The critics may turn out to be right about running a company with so many cooks in the kitchen. But they are wrong about leadership alignment. Leadership alignment is a popular topic in management these days: An aligned leadership team — the conventional wisdom holds — transmits a clear message of where the organization is heading and unlocks productivity by getting everyone rowing in the same direction. These assumptions, however, belie common myths about what leadership alignment looks like and how it can help an organization be more successful.

Myth #1: Alignment means everyone agrees with each other. Doesn’t it feel better when everyone agrees and just gets along? Sure, it does, but it doesn’t mean you’ve gotten to the best answer, and it certainly doesn’t mean you are really aligned.

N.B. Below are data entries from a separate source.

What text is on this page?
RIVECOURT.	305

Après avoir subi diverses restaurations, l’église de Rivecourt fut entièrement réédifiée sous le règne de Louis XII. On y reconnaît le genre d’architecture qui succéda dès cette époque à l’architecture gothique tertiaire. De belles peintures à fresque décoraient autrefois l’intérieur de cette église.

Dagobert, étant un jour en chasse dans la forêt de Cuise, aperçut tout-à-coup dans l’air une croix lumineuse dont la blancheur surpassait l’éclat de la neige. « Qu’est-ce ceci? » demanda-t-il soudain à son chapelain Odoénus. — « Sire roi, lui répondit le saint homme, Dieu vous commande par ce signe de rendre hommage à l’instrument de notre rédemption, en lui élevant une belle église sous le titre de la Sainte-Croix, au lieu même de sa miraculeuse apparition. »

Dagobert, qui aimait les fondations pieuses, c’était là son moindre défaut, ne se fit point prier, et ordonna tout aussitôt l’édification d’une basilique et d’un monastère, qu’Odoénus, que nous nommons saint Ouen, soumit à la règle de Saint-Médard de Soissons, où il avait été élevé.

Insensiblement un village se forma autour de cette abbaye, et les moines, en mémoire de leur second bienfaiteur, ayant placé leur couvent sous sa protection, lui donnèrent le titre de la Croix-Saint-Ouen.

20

I was working recently with a senior team that wanted to raise the level of “alignment” in the global executive committee, because they thought that would make the top team more effective. I observed the first meeting, which went quite smoothly. Afterward, one of the members asked me — with an unmistakable note of pride — how I thought the meeting had gone. “So Dave, what do you think now,” he asked. “Are we an aligned leadership team?” My answer disappointed him. “I have no idea,” I responded. “I didn’t observe any kind of debate with differing opinions or learn anything about how you would resolve differences. All I observed were pleasantries handed around the table — I have no idea what’s lurking underneath the table.”